Romney Says He Fixed Mass.'s Homeless Problem. Did He?

He touts his approach as an example of his business savvy. But while his creative fix to the system may have saved the state money, it was only temporary.

NASHUA, New Hampshire -- Showing off his finance chops to a ballroom full of local business leaders Monday, Mitt Romney told a story about how he saved Massachusetts millions of dollars as governor by cleverly reforming the state's homeless shelter policy.

When he came into office, Romney said, the state was spending "tens of millions" of dollars a year on hotel rooms for people turned away from crowded homeless shelters. At the time, the state ensured that anyone turned away from a shelter would be able to spend the night in a hotel on Massachusetts's dime.

Romney suspected the system was incentivizing wasteful freeloading. "I bet the word gets around," he recalled telling state policymakers. So he proposed a solution: instead of footing the bill for newcomers, the shelter would make room by sending the person who had been there longest to a hotel.

This is an anecdote he's related before on the trail, and it's used to demonstrate how he would apply his consultant-style problem-solving skills to the presidency.

By Romney's account, the reform worked like a charm. Moochers who found the prospect of staying in a shelter less appealing stopped taking advantage of the system, while the truly homeless still had access to essential services. Romney said that under his leadership, Massachusetts went from renting an average of 599 hotel rooms per night to renting none at all.

But the ex-governor's record on homelessness is a bit more complicated than that. According to a 2004 report by UMass Boston's Center for Social Policy, the number of people who entered the state's shelter system actually ticked up somewhat dramatically in the first years of Romney's governorship--as many as 29,000 residents spent a night at a shelter in 2003 alone.
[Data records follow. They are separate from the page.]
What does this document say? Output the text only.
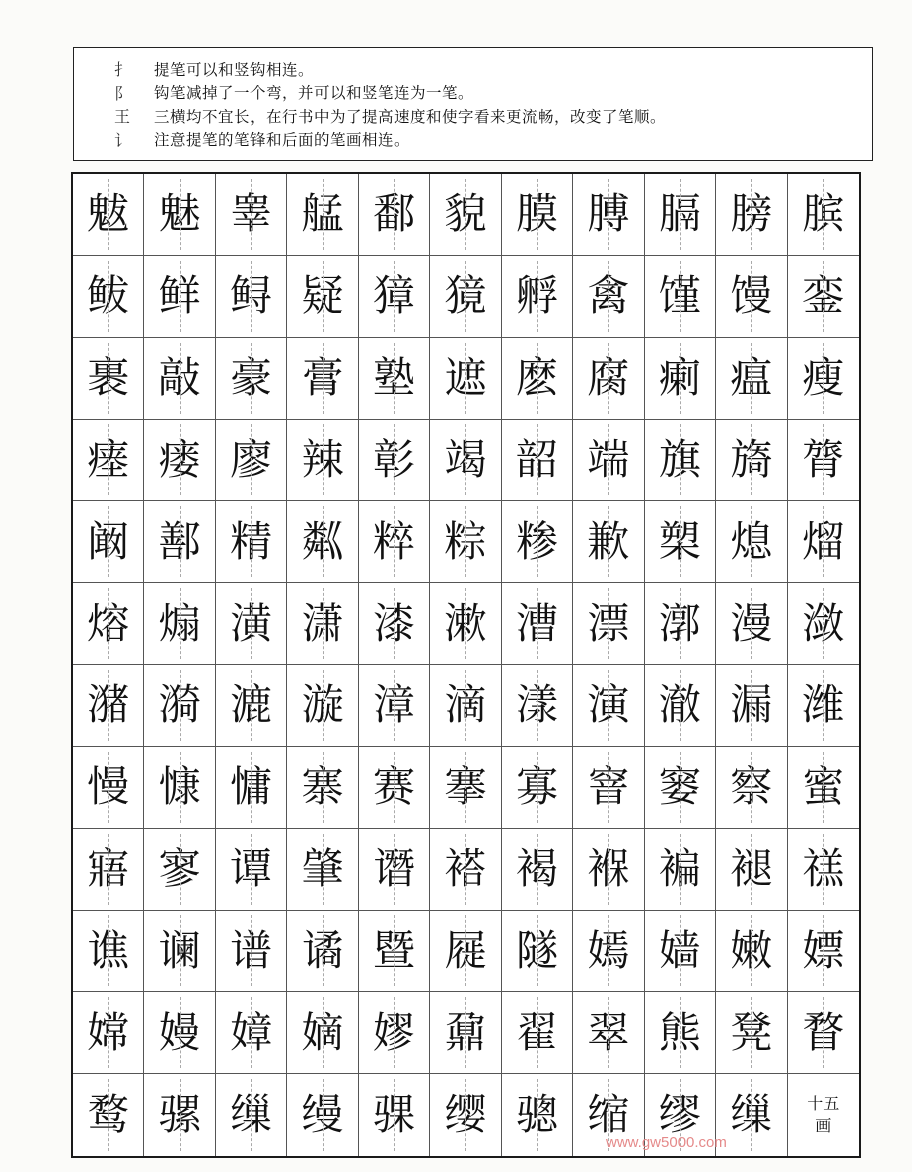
扌	提笔可以和竖钩相连。
阝	钩笔减掉了一个弯，并可以和竖笔连为一笔。
王	三横均不宜长，在行书中为了提高速度和使字看来更流畅，改变了笔顺。
讠	注意提笔的笔锋和后面的笔画相连。
魃 魅 睾 艋 鄱 貌 膜 膊 膈 膀 膑
鲅 鲜 鲟 疑 獐 獍 孵 禽 馑 馒 銮
裹 敲 豪 膏 塾 遮 麽 腐 瘌 瘟 瘦
瘗 瘘 廖 辣 彰 竭 韶 端 旗 旖 膂
阚 鄯 精 粼 粹 粽 糁 歉 槊 熄 熘
熔 煽 潢 潇 漆 漱 漕 漂 漷 漫 潋
潴 漪 漉 漩 漳 滴 漾 演 澈 漏 潍
慢 慷 慵 寨 赛 搴 寡 窨 窭 察 蜜
寤 寥 谭 肇 谮 褡 褐 褓 褊 褪 禚
谯 谰 谱 谲 暨 屣 隧 嫣 嫱 嫩 嫖
嫦 嫚 嫜 嫡 嫪 鼐 翟 翠 熊 凳 瞀
鹜 骡 缫 缦 骒 缨 骢 缩 缪 缫	十五
画
www.gw5000.com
Speaking to The Boston Phoenix at the time, the report's co-author Brian Sokol diagnosed the problem with Romney's approach to homelessness.

"One of the governor's big pushes is the chronic homeless...the push is to get them out of the system because they're using a majority of resources," he said. "But if you only concentrate on them, you're ignoring those who become homeless."

What's more, there are signs that Romney's fix to the shelter system was only temporary, made possible by a stronger-than-usual economy. With Massachusetts shelters now overcrowded due to the recession, the state's current governor has returned to housing homeless people in hotels--spending $28 million on the practice last year alone.